When suggesting that a company should stop worrying about competitors, I am often met with blank stares or comments that I don’t understand the business.  Like anything, though, the effort put into studying competitors should be questioned as to the value it provides.  People should be clear about the results they expect from the process and follow up with understanding what was actually achieved.  If results were not as expected, something related to the effort needs change or the effort needs to be stopped completely.

Sunday, May 1, 2016

Improving Dashboards With The 3-Meter Rule

Dashboards are critical for a successful continual improvement effort.  Effective dashboards can drive better coaching, faster team meetings, and more effective problem-solving.  A common problem that interferes with the effectiveness of dashboards, however, is the inclusion of charts that attempt to convey too much information and are difficult to understand.  One way to prevent this problem is to make sure that all charts on a dashboard comply with the 3-meter rule.
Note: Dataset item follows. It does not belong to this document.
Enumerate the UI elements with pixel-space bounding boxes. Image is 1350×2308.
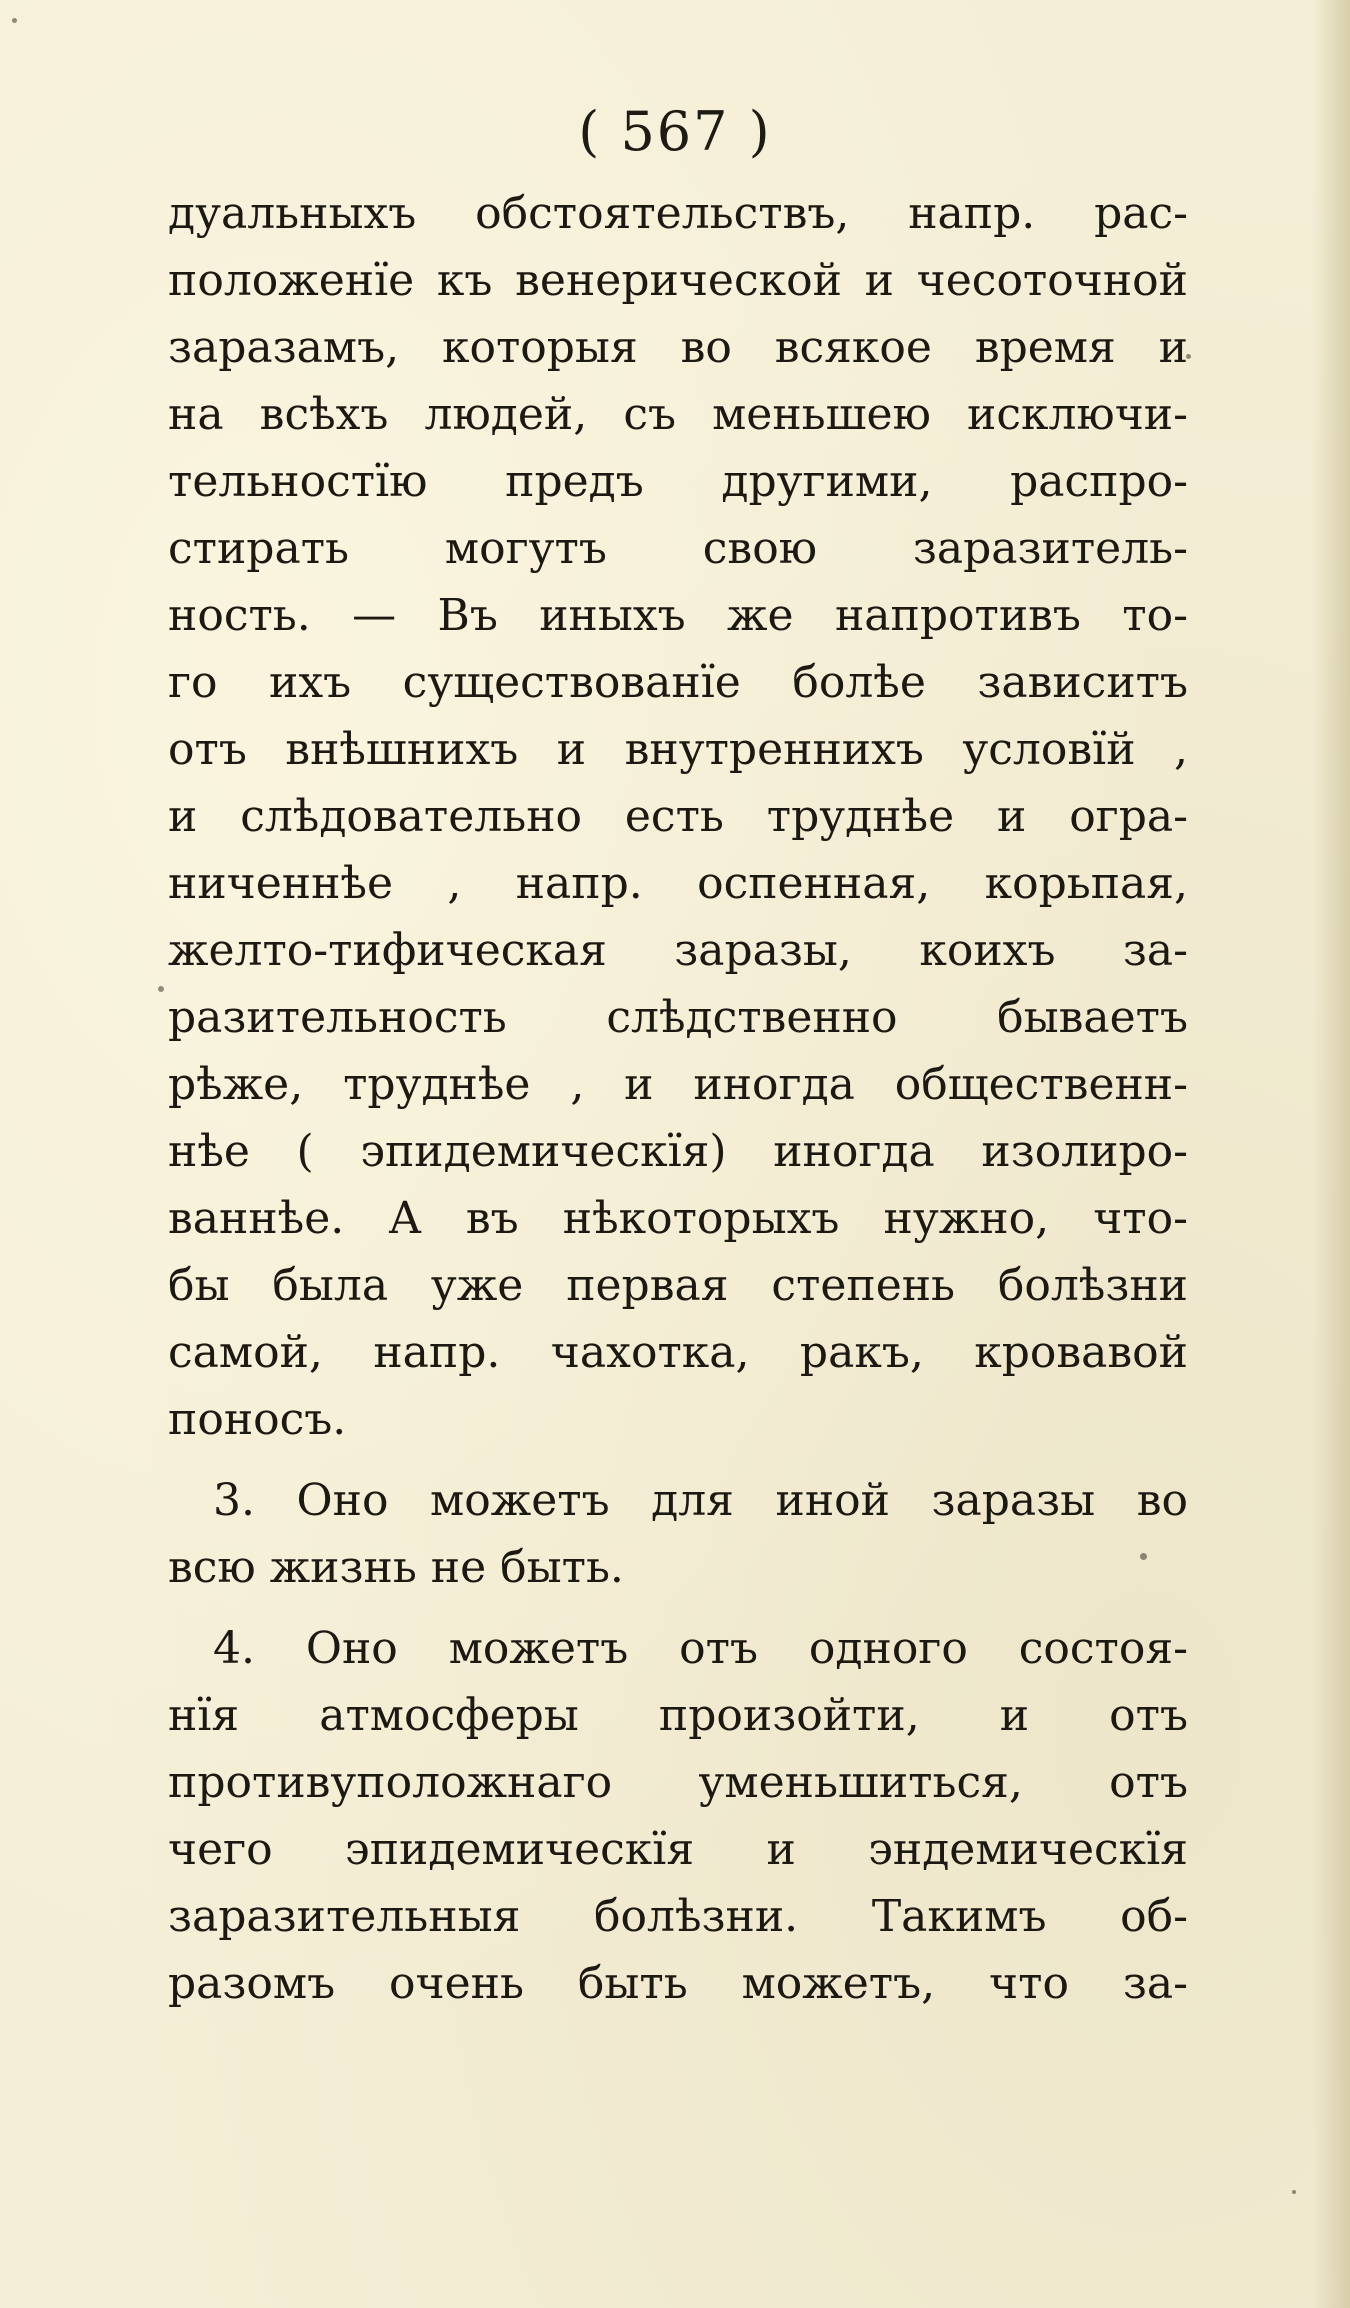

Simply stated, the 3-meter rule means that a chart should clearly convey its message from a distance of 3 meters.  When looking at a chart, if you need to move close or ask for explanations to understand the information displayed, you can assume that the chart is in need of improvement. 

Dashboards should drive conversations around closing gaps between current and targeted performance.  To make sure the conversations are focused and effective, however, they should be centered around data. When the problem or breakdown is not clear, people will spend time attempting to understand the intention of the chart rather than addressing the problems shown by the data.

Besides helping focus the discussion on problem-solving, a chart that meets the 3-meter rule enables more people to be involved in the conversation.  The closer someone needs to be to understand a chart, the fewer people who are able to see the information and participate in addressing the problem.  Minds wander and separate discussions begin to happen, which negatively impacts the effort.

Creating charts that are easy to understand from a distance of 3 meters sometimes requires significant reflection and effort, but the investing time upfront can greatly aid the improvement process by making objectives clear and the problems that interfere with meeting the objectives visible.